Thursday, December 3, 2009

Great Great Grandparents, John and Fanny Bell Thornhill


On the 27th of January, 1860 in Fayetteville, Virginia, George Washington Thornhill was wearing out the carpet as he paraded back and forth waiting when he was told that his beloved wife, Martha Ann (Blake), had given birth to their second child John Newton. The young family would soon be caught up in the throes of the Civil War. The family lived in the mountainous part of Virginia that remained loyal to the United States and was soon renamed West Virginia. The family moved sometime after John was born but before Nov 1864 when their daughter was born in Cadiz, Ohio.

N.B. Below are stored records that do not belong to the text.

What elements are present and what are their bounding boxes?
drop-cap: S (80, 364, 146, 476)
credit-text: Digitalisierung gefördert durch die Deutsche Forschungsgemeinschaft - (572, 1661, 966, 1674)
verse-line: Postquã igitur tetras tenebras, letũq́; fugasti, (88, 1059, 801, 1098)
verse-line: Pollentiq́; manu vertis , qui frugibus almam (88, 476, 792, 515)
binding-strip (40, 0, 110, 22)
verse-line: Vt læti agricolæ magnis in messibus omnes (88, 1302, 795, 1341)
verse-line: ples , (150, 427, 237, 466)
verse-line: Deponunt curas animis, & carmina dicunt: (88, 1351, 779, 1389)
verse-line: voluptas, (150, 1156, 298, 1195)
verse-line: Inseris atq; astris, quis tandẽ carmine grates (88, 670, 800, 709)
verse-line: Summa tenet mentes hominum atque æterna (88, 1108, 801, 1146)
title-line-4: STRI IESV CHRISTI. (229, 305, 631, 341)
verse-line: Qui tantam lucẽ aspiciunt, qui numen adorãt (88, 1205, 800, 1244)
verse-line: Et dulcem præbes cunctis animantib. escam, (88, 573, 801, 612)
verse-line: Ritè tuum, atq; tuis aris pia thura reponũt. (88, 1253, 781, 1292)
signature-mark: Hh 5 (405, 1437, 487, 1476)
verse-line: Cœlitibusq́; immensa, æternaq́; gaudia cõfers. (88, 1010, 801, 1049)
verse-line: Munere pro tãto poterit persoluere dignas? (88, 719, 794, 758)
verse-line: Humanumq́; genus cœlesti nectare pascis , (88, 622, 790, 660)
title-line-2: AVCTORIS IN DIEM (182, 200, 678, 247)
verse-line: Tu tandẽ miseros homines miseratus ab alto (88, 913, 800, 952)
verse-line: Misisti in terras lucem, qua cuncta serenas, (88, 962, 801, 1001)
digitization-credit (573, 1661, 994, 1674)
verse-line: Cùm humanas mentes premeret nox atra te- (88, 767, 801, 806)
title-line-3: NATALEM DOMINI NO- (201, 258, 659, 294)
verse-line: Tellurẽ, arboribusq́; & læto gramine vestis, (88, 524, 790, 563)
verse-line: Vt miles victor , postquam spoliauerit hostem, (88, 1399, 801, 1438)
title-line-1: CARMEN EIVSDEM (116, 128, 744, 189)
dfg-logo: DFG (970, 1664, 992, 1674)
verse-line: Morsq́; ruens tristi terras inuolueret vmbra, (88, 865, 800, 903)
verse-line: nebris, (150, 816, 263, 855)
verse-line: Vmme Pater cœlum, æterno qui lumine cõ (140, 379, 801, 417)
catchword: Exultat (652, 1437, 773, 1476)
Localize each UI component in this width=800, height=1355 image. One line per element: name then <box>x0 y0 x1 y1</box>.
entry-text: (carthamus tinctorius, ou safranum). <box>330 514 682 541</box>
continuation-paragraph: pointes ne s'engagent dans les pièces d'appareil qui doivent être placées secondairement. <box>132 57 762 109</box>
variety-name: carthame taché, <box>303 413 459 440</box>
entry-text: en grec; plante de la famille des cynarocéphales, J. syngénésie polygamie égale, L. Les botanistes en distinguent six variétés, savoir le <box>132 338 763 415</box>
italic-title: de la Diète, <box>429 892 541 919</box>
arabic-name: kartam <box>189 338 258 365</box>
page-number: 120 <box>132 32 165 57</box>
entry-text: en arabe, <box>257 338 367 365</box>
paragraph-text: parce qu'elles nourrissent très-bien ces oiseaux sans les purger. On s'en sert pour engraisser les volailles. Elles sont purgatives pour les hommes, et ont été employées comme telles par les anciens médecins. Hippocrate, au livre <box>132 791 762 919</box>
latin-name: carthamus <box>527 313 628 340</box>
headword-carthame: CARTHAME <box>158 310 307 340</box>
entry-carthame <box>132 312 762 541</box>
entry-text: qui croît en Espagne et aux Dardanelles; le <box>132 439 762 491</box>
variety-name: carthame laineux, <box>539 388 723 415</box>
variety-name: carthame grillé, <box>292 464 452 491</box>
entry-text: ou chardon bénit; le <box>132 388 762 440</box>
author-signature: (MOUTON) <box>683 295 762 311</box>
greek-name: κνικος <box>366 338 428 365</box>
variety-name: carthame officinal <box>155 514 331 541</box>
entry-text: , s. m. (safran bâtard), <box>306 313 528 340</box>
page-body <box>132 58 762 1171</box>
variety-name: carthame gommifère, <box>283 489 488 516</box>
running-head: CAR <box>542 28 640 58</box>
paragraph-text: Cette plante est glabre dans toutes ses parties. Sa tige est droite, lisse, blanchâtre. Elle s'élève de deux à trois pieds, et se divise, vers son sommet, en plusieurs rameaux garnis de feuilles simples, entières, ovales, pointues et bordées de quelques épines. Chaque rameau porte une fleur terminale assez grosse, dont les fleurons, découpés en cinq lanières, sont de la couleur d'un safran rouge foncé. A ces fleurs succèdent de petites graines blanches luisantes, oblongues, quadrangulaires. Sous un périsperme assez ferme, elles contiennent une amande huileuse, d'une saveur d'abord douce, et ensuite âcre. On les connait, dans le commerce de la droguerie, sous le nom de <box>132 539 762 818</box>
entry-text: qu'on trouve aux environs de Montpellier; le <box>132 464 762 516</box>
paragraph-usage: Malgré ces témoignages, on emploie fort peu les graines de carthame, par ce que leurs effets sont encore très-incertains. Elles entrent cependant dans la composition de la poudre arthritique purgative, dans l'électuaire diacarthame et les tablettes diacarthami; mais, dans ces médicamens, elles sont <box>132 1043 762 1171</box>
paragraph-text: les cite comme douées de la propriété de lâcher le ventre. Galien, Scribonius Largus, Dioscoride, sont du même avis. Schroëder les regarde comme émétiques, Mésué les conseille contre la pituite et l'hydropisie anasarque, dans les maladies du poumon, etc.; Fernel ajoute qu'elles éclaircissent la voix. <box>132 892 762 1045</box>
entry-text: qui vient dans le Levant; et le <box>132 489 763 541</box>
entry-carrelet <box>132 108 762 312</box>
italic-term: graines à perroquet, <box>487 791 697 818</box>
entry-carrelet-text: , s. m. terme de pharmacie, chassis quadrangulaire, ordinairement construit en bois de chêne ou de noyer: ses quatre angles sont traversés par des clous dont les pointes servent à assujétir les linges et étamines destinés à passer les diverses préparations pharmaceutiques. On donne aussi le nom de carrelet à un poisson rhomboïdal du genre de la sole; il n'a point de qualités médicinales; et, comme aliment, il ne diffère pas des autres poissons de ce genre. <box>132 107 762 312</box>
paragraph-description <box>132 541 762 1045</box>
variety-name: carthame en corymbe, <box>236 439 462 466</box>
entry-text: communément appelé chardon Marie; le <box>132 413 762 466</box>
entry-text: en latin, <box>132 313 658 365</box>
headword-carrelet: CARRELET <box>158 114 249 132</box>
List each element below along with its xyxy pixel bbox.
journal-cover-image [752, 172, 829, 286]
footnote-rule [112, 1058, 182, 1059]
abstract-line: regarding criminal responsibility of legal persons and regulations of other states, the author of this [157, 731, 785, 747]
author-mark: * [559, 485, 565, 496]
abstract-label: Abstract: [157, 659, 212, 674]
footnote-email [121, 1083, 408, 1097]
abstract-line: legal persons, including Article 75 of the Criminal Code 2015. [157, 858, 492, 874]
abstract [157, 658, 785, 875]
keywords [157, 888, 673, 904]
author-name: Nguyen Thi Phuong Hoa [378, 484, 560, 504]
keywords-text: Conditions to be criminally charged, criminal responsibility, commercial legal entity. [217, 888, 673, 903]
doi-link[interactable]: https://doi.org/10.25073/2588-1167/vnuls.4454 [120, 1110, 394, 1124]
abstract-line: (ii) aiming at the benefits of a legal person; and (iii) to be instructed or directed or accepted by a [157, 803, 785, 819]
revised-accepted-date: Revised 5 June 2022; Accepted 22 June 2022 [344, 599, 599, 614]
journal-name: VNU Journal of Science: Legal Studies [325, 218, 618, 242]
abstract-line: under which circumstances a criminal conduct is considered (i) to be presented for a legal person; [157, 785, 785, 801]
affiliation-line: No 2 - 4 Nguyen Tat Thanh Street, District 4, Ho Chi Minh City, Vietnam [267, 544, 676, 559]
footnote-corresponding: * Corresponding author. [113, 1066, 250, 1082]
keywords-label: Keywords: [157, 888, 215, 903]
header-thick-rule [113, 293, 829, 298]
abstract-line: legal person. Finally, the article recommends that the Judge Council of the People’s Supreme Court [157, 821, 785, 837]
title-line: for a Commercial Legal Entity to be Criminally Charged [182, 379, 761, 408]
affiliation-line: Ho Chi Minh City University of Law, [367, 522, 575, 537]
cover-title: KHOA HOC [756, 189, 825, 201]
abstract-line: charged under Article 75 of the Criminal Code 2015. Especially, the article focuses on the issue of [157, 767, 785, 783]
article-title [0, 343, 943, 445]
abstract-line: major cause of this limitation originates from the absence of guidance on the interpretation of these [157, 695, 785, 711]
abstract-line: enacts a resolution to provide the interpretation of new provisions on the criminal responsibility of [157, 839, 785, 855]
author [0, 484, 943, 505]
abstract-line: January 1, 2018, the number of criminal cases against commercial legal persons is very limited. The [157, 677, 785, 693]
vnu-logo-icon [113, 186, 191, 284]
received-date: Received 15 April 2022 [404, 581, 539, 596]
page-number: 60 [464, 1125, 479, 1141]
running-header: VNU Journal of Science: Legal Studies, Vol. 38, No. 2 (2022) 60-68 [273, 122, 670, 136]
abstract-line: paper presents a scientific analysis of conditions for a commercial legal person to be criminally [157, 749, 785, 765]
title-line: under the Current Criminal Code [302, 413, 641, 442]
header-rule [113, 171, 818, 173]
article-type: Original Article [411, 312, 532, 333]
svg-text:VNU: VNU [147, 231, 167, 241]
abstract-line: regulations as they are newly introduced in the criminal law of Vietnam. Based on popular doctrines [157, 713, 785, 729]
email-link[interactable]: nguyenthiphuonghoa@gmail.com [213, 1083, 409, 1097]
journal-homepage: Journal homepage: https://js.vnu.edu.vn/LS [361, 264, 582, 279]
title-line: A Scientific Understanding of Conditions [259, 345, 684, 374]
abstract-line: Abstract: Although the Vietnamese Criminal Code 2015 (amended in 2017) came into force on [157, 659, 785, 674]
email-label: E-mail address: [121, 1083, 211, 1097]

Jeremiah E Smith, an Irish immigrant then residing in New Cumberland, West Virginia,, was elated when his wife, Rebecca (Evans) presented him with his very first daughter, Frances Rebecca , later known by everyone as Fanny Bell. Jeremiah and Rebecca had ten children in all.

I am not certain where or how John and Fanny Bell met but on the 6th of October, 1881, they married. Jessie Virginia, their first child and oldest daughter. was born in now, long abandoned, Rocky Side, West Virginia. She was followed by two other daughters, Bessie and Ivy May, both of whom died in infancy, and lastly, in New Cumberland, Claudis Earl. See Blog


In the ensuing years, John and Fanny Bell purchased a home on College Avenue in Beaver, Pennsylvania. . In 1924 John and Fanny Bell joined Claud in California. The Thornhill family was very close knit and in that same year they were joined by Jessie Virginia and her husband Albert Davis and their daughter Naomi and husband John Holt. Albert. and Jessie’s son, Cleo, had followed Claude out in 1922 to go to college. Albert and Jessie and Naomi and John returned to Pennsylvania the following spring of 1925.

Fanny Bell died at their home in Redondo December 3rd, 1924 and was buried in Inglewood Cemetery, Inglewood, Los Angeles County, California. John lived on in California another seven years before joining Fanny Bell on the 6th of February, 1931. As an interesting aside, in 2000 my brother Rodney and I purchased a stone for John’s, until then, unmarked grave.